I haven't seen a more offensive advertising since Donald Trump last opened his mouth. Mistakenly thinking that its role in society is to do good, Coca-Cola Mexico came up with a campaign to "open your heart" and "break prejudice". Which is fine. We don't listen to someone like the Pope when he exhorts us to do the same, but if Coke says it, the entire Mexican nation is sure to follow through. After all, it is a known fact that Mexicans drink far more Coke than water.
In the commercial, a bunch of young white models, all behaving in slow motion, get into a hipstery looking truck, and, supremely enamored of their own munificence, arrive at an indigenous Mixe village in Oaxaca to spread their self-congratulatory, privileged joy. There, instead of bringing education, jobs, better housing, opportunities, water, curiosity, respect, understanding, equality, any sort of practical help, or simply begging humbly for forgiveness, they unload coolers filled with ice-cold Cokes and, armed with plywood, "build" a hideous Christmas tree made of Coca-Cola bottles that happens to look like a deformed Coke bottle and which says something like "let's keep the unity" in the Mixe language.
According to The Guardian, where you can still see the spot, there were calls to take this preposterous garbage off the internet, for the expected reasons: patronizing the Mixe people, and by extension all the indigenous cultures of Mexico, while encouraging their consumption of a drink that can only hasten their tooth decay, their diabetes, and their death.
To me, this, although true, is not the biggest problem. I love Coke and will love it until it causes my untimely demise. In my case, the demonization of its sugar content falls on deaf ears.
Forget about the tone-deaf impropriety of a foreign company that peddles what many people consider syrupy poison telling Mexicans how to deal with their "prejudice".
Forget about the absurd appropriation of a Christmas tree by discarded product.
Forget the wholesale contempt for the original religious and cultural traditions of the indigenous Mexican peoples.
Forget about the imposition of Christmas, consumerism, cavities and Coca-Cola by a bunch of insufferable rich twats pretending to "give back" while they look down on the "indians".

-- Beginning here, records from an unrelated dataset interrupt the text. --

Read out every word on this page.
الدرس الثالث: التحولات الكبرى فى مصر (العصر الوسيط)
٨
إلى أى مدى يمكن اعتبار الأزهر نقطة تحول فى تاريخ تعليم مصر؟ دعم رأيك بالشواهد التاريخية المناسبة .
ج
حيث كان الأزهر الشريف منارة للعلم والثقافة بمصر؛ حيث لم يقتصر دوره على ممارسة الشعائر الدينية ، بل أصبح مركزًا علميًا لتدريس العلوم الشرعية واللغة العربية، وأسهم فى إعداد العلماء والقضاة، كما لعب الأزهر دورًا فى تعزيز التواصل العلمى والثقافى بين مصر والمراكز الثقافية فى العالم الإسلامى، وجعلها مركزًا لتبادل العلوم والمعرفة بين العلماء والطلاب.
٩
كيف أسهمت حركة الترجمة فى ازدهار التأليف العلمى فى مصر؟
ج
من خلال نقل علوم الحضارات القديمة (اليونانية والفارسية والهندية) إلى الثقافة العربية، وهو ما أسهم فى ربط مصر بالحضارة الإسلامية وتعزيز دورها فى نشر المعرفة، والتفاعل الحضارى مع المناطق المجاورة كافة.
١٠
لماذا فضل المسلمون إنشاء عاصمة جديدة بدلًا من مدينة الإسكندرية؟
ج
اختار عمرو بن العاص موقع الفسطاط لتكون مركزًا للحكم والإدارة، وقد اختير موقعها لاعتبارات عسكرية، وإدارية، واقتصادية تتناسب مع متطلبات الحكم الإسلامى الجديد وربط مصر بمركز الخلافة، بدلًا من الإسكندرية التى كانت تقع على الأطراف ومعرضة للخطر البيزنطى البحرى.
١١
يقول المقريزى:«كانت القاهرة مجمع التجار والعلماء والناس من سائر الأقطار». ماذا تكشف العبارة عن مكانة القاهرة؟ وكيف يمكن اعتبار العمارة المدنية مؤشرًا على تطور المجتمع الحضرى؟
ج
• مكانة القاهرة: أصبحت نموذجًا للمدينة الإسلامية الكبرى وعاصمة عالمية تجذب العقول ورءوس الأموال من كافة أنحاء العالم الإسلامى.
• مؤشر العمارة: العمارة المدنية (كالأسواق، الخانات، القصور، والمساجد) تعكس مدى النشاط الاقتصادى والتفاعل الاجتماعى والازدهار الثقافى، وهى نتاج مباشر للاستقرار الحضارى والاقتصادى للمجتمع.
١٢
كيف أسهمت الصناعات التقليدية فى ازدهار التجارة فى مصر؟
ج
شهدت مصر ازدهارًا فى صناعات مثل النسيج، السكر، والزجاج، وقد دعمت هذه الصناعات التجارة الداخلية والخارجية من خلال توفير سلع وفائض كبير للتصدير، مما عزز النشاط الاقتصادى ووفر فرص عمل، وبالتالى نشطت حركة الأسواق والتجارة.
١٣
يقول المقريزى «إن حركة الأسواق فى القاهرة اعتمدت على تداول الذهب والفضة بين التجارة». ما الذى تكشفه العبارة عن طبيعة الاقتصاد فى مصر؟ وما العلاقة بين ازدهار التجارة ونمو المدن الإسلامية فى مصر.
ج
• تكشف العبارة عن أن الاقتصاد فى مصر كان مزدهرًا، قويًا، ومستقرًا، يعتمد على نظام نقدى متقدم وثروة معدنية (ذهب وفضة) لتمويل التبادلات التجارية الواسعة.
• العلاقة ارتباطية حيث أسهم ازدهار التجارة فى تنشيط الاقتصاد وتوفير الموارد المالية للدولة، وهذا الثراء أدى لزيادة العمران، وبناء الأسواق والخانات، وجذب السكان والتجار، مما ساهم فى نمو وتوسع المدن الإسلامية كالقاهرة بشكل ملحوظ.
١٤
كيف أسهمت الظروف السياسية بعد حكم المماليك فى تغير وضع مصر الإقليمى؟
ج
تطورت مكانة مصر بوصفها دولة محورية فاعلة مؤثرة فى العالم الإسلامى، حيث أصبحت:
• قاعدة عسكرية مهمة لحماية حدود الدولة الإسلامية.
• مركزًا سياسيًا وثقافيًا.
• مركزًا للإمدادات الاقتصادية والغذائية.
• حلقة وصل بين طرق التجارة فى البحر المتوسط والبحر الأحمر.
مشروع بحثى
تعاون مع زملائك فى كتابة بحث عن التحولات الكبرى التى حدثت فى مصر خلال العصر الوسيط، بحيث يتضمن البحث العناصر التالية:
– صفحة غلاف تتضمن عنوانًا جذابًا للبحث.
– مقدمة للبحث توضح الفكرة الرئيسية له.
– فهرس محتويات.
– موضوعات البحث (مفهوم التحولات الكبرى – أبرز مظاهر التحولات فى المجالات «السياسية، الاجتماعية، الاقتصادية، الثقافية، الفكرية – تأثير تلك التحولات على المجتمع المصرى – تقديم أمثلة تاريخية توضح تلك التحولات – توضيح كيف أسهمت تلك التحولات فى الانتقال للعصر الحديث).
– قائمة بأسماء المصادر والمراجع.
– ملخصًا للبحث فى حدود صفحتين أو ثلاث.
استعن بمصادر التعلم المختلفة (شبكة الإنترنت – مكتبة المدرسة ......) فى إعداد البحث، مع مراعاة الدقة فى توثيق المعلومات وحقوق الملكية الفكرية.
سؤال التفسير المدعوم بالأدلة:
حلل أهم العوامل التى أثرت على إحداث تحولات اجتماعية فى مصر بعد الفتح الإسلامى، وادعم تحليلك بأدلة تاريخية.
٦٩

Forget, if you can, the plywood.
What makes one retch is the abject cluelessness of an ad that preaches against prejudice while completely avoiding the vast majority of Mexicans, who are neither resplendent white specimens nor indigenous people.
Where are the people who represent most Mexicans, not just the ones at the very top and the very bottom of society? Where's the working class? Where's that mythically expanding Mexican middle class everyone talks about? In short, where are all the other brown people?
As is traditional in Mexican advertising, they don't exist. They are rarely, if ever to be found in a commercial.
This ad is no different from the great majority of ads in Mexico, which, unless they are public service announcements, almost exclusively cast people who seem to have arrived recently from Scandinavia or the tonier confines of Buenos Aires. But in this case, for maximum absurdity and bitter unintended irony, it also stars, probably for the first time in the history of Mexican corporate marketing, a number of forsaken natives, and not even this fact could make the advertising agency, the casting agency, the director and the client consider representing all the rest of the actual people who drink their beverage, and who are hounded every second of their lives by the racism the ad purports to fight.
People who deny that Mexican society is predicated on the most enduring, insidious racism need to be subjected to an endless loop of this ad, like Malcolm McDowell in A Clockwork Orange.
So do the people who made it. Ad infinitum.